As an insurance agent and a homeowner on the mountain I will offer some advice to our fellow neighbors about homeowners insurance. Know that my contract forbids me (as most brokers or agents) from speaking on behalf of or representing an insurance company on these issues (no more than you could speak on behalf of Remax). I can tell you what I observe in the industry in general and hopefully offer some advice.

First after the recent wildfires October 2007, expect your insurance company or the California Fair Plan to inspect your property prior to renewal, usually 4-5 months ahead of the renewal date. Even if they haven't looked in several years, the company will probably start inspecting yearly now. With our changing weather patterns, the risk of fire is greater now than years past. Property inspectors generally do not work for the company they are inspecting, they are outside vendors. So don't think you are talking to a voice from the actual carrier. Their job is to take measurements of your home, look for recent renovations or unrepaired damage, street accessibility and brush or combustible risk near your home. Everyone has to make sure their home grounds are as cleared as possible to at least their property line. Brush is a big word with insurance companies these days so please make sure your combustibles such as firewood, paints or other chemicals are away from your home, trees are trimmed with no overhang on your roof, brush is weed wacked down and your grounds generally show pride of ownership. A good link to brush clearing and defensible space is here; and here

Know that many carriers are looking for more than 200' clearing. Some are up to 500' of clearing now (my personal home carrier's new requirement is 1100 feet of brush clearance -yes 1100'). Why? Well there's a good possibility that emergency crews may not be able to defend your home if the flames are too close. Ask your agent what your carriers rules are - they may have recently changed.

If your current carrier is non-renewing your policy, you should seek bids from other carriers. I am seeing homes being non renewed even in tract areas where the tract may be closer to a brush risk (such as a mountain or open field). 99.9% of carriers will notify you at least 30 days in advance usually via US mail if they are non-renewing. The agent may also call to notify you when they find out. My advice is to try to stay with main line carriers and don't fall victim to underinsuring your home to save money. Remember what your insurance declaration pages "dwelling amount" says is what you will get - not what your broker told you. Now-a-days many carriers are looking at revenue per household - not revenue per item. So if they can make say $2000 per year by insuring a family's home and autos, they will be more willing to cover you and offer greater discounts than just one home or auto. Be sure to look at the actual reconstruction cost per square foot and not your home's market value. Take your total home square footage and divide by the dwelling amount or main home coverage to get a reconstruction cost per square foot. I try to look for a reconstruction cost of at least $160 per foot this year, before any extended replacement endorsements (and that is for a very basic home). If a home's dwelling amount is $100,000 and the home is 1000 square feet: that equals $100 per foot which is too low. Remember it always cost more for an insurance company to repair or replace an item that you or I (as we have all witnessed when we go to an auto body shop for a repair estimate and the first thing they ask is if the insurance company will be paying for the repairs). Also look for an agent whom is in the area. Will 1-800 insurance agent be able to come to your home if you have a problem or concern? What ever you do - don't base your decision solely on premium as you may be disappointed if you have a claim. A higher deductible such as $1000 or even $2500 may also reduce your annual premium.

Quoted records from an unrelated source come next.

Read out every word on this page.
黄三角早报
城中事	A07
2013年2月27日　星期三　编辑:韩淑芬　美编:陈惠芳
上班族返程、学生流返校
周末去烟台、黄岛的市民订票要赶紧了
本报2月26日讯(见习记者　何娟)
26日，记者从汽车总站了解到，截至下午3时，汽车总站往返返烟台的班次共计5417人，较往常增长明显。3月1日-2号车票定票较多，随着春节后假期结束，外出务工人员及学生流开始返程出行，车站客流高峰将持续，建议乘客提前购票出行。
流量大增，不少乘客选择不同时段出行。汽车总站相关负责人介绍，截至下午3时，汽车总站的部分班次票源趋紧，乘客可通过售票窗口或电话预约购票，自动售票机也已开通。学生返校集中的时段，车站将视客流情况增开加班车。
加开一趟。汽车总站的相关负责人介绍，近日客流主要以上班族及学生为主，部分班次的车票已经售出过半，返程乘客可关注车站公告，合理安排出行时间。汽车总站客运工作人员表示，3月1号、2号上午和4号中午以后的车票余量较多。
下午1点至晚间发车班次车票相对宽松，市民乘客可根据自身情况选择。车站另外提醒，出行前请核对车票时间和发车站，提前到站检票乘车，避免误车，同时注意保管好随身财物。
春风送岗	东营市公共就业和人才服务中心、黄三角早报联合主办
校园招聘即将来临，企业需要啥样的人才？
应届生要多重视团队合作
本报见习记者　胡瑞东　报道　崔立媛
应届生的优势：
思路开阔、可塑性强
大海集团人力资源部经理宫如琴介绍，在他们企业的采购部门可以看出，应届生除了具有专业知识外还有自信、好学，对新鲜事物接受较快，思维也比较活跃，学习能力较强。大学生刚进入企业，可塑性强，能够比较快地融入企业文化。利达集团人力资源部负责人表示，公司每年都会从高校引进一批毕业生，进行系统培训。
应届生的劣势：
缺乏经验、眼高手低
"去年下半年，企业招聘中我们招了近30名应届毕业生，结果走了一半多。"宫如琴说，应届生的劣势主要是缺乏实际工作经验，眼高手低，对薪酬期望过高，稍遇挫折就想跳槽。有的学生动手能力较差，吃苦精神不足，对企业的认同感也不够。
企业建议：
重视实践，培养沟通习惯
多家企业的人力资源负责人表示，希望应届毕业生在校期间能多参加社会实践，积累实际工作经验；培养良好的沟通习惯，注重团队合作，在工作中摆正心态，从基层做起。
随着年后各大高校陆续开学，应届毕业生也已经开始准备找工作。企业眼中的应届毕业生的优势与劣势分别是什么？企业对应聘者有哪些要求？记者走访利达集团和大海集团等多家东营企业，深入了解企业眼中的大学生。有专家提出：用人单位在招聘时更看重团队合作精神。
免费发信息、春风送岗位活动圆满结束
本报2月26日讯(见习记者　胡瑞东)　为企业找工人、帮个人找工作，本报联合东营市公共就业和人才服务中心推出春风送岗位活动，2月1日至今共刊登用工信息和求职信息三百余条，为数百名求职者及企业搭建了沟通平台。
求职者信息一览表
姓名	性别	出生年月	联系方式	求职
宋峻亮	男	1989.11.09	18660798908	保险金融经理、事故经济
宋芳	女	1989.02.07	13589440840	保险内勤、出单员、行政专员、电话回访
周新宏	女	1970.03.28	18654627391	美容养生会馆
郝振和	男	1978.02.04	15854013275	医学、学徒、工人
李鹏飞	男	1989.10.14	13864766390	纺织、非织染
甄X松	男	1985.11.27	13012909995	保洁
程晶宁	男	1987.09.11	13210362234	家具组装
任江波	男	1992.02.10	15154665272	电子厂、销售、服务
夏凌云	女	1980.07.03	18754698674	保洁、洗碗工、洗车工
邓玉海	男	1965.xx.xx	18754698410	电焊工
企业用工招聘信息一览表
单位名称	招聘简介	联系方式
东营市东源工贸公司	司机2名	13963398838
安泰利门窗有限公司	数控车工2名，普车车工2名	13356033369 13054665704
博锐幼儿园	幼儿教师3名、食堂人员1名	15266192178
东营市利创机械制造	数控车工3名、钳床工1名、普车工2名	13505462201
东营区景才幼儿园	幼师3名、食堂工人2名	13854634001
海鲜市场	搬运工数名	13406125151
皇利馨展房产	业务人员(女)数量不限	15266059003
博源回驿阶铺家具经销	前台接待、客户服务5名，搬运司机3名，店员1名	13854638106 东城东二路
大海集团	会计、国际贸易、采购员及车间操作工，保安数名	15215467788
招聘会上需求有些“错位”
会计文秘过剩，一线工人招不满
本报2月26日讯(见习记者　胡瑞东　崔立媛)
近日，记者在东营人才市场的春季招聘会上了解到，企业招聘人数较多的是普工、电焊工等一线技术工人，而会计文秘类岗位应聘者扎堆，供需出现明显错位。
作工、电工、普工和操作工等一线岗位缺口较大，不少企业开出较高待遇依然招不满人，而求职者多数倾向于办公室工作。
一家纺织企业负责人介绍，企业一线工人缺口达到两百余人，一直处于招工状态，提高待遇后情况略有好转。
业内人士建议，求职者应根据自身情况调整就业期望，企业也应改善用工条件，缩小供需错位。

Finally I am going to say something that I hope won't get me a lot of hate-mail. Expect your homeowners premium rates to rise. Why - well for many years insurance companies have made good profits on little or sporadic claim activity and we have all gotten used to those rates. But building materials and labor rates have steadily risen over the past few years and our recent fire activity has been a wake-up call for the insurance companies. We live in a high fire risk area and we may have to pay for the right to live up here. As far as profits from the big insurance companies goes - remember profits are regulated by the state department of insurance and carriers cannot raise rates without approval (which typically does not happen during election years anyway). And finally review your policy annually with your agent, even if they don't. Your reconstruction rate may need to be adjusted for a previous estimate which is too low. Which part of your house would you not want to rebuild if you didn't have enough reconstruction funds?

I am sorry for the folks whom are being non-renewed. Carriers move in and out of markets based on their overall exposure. Be smart, study your policy, keep your grounds cleared, check your smoke detectors and fire extinguishers and be prepared in case you need to evacuate. Make sure your policy is as current as you can get it -regardless of the premium. I know that no amount of money will ever get you back to the day before a claim event but make sure your insurance company is obligated to rebuild your home as it sits today.